In the five states of the German Democratic Republic, there are (as of March 1950)

276 female mayors,
43 female district councilors,
25 female city councilors, and
2 female lord mayors.

Women have demonstrated in all branches of the working world that they are capable of holding their own; they have already achieved important and outstanding accomplishments in the democratic rebuilding. [ . . . ]

A new family law is necessary!

Minister President Otto Grotewohl then addressed the individual provisions of the law, which we have published elsewhere verbatim. With respect to Section II of the law, “Marriage and Family,” he stated:

With the provisions about the equality of men and women, the constitution of the German Democratic Republic has given women a level of legal status that they have never before enjoyed in Germany. For the constitution did not limit itself to proclaiming the principle of equality; rather, as with the other rights granted to citizens, it has [also] created real guarantees for its realization.

Initially, the principle of equality between men and women as established in the constitution ran counter to the Civil Code, which is based on the principle that the man is privileged. In order to immediately prevent the further application of the Civil Code and of other laws that contradict the principle of equality, the constitution, in Article 7 and Article 30, explicitly adopted the provision that all laws that contravene the equality of men and women are abolished. Thanks to this clear ruling by the constitution, it has no longer been possible, since the founding of the German Democratic Republic, to apply laws that disadvantage women in their legal status vis-à-vis men.

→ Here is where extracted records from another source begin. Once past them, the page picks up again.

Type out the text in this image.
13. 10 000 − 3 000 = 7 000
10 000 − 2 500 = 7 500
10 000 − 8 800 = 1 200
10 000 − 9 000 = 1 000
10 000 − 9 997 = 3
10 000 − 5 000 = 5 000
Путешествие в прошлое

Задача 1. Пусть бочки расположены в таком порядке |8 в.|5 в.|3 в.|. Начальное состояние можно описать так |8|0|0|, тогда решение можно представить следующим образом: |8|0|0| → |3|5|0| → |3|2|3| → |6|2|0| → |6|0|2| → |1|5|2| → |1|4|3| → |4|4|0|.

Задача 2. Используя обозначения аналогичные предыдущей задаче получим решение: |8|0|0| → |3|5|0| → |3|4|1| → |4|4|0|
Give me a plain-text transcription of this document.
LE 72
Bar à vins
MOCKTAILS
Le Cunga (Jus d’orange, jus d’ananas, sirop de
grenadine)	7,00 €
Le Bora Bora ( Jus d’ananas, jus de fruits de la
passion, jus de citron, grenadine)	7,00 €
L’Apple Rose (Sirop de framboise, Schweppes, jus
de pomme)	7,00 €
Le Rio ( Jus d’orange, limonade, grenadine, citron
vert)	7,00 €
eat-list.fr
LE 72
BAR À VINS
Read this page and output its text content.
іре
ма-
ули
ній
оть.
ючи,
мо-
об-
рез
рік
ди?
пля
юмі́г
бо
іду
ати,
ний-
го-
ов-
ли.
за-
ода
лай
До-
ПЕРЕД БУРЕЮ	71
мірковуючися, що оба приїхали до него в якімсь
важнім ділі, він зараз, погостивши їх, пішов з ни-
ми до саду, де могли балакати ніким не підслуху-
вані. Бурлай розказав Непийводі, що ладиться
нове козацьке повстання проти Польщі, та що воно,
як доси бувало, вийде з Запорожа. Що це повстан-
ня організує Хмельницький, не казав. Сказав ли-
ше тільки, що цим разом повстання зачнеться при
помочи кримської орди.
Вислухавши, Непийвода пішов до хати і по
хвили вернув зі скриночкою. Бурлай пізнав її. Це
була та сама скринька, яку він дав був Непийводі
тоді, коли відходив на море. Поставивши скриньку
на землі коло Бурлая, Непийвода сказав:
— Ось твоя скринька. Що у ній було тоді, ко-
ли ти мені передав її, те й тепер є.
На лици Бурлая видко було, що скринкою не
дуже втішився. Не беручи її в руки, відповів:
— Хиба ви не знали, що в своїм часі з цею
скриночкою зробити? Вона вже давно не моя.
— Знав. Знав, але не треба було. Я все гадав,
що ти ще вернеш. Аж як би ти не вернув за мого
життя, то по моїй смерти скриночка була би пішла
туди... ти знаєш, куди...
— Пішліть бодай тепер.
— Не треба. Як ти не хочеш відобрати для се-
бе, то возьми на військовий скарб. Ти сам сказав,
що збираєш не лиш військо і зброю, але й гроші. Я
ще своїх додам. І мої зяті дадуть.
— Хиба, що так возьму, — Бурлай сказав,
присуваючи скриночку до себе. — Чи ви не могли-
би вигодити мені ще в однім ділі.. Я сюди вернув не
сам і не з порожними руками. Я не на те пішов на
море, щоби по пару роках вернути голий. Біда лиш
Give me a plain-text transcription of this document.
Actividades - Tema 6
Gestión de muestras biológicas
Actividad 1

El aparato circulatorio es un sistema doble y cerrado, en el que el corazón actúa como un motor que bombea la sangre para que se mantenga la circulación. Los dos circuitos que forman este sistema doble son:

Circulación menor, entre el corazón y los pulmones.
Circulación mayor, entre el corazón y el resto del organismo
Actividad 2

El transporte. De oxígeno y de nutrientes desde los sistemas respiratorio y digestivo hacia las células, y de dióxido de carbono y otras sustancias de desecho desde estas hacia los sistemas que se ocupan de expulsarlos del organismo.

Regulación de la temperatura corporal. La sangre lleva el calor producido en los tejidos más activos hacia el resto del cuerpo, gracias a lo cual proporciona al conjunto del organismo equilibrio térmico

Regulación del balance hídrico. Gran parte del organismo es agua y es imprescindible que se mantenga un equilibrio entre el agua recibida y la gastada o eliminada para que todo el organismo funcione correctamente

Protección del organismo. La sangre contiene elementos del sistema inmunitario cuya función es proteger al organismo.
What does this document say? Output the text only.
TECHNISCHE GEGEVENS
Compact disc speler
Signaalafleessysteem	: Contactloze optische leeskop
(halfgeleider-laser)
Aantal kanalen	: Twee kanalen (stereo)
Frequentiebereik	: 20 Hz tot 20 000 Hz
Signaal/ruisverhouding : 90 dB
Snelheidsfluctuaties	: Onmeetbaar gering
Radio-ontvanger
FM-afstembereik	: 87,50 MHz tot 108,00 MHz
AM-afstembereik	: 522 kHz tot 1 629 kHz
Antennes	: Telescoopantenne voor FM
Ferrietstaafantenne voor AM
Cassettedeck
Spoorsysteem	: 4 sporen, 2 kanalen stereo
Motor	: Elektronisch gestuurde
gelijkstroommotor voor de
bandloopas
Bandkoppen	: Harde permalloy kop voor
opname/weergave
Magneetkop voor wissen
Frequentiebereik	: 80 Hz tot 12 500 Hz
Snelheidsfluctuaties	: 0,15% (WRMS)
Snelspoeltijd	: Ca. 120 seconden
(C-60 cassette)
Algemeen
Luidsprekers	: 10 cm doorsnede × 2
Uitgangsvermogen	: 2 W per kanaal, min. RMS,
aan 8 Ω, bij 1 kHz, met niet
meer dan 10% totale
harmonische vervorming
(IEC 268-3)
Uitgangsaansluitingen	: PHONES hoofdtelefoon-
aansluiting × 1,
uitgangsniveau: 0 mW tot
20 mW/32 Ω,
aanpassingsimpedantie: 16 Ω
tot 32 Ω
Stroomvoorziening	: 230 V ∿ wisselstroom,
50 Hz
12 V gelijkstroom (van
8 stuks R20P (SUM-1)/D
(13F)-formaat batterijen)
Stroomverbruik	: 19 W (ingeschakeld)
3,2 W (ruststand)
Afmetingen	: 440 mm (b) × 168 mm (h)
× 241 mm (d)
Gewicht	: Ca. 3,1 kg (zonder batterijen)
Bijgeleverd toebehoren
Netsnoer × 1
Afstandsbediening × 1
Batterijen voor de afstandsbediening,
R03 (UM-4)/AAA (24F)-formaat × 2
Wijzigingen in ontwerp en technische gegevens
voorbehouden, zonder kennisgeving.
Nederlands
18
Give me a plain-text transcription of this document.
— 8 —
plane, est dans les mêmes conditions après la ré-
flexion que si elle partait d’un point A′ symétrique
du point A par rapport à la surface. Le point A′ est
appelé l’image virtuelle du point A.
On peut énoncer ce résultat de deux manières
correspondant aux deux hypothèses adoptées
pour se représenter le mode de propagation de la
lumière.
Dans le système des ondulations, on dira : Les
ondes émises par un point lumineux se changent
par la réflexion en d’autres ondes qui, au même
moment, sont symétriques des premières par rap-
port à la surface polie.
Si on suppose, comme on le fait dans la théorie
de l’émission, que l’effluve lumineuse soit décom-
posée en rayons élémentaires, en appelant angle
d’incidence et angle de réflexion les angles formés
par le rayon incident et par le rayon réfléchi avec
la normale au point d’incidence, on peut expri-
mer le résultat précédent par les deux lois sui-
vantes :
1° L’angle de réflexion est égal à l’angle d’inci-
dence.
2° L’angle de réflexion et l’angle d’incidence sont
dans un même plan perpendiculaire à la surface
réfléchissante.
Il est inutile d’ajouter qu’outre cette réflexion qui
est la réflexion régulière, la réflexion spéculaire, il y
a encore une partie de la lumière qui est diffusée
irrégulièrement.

This, too, makes clear the difference between the constitution of the German Democratic Republic, which does in fact guarantee the democratic rights of citizens, and the pseudo-democratic constitution of the Weimar Republic. The constitution of 1919 also proclaimed the principle of the equality of the sexes, but it was limited, though, to civic rights. In fact, all the laws that restricted women in their rights continued to be applied, and only the founding of the German Democratic Republic put an end to this situation.